In the public eye, he was charming, caring, distinguished, knowledgeable and the list goes on. He loved people and loved being around them. He also loved to talk and interact with just about anyone. When I was little, I would love to go for rides. So, when he would go to the post office, which was every day as he was a salesman and had to get mail in by a certain time each night, I opted to go along for the ride. He would go into the post office and I wouldn’t see him for at least another half hour as he would be talking to anyone and everyone. He really enjoyed interacting with people and was very outgoing.
One time that I remember, my mom was upstairs and was called down by my dad to change the channel on the tv set. He ruled the house from his burgundy recliner that sat in a corner of our living room. He was also very smart in that my mom’s love language must have been “words of affirmation” because he always complimented her, told her what a good job she did, and basically knew how to make her feel special. One time after she painted the entire main floor of our house, he was sure to point out to us girls what a fabulous job mom had done and how nice it looked. Mom just beamed and soaked in the attention.
Another example of him being the “King” of the house was when he’d come home from work and expected us girls to either brush his hair or scratch his feet. When we would have to scratch his feet, he would sit in his recliner and we had to remove his socks and shoes and then use our fingernails on the soles of his feet. At the age of 16, I finally got enough guts to refuse to participate in this activity.
Being on the road for his job as a salesman and being around people all the time, it was nearly impossible to get him to take his family anywhere on his time off. This, of course, was not a good trait for me as I envied those who actually did things on a weekend other than watching sports. I’m sure that this is what prevents me from enjoying TV sports as an adult.

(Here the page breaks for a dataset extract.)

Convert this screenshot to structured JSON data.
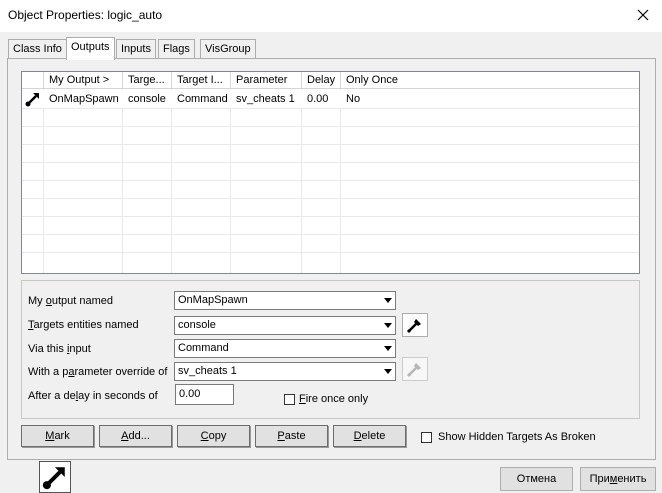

Even though he was not active in attending PTA meetings, and taking us on wonderful trips, he was still my rock. You see, he was always there for me. He made me feel loved and secure. He taught me that I was special and to stand up for myself. I actually depended more on him than I did on my husband when I was first married. When he died at the early age of sixty-two, my life was in turmoil. I now had to become an adult and take charge of my own life without him backing me.
I often imagine his awe at the new technology, life events, and just everything that he missed since he passed in 1972.
Even though my dad was certainly not perfect, he was “MY ROCK” and I miss him dearly.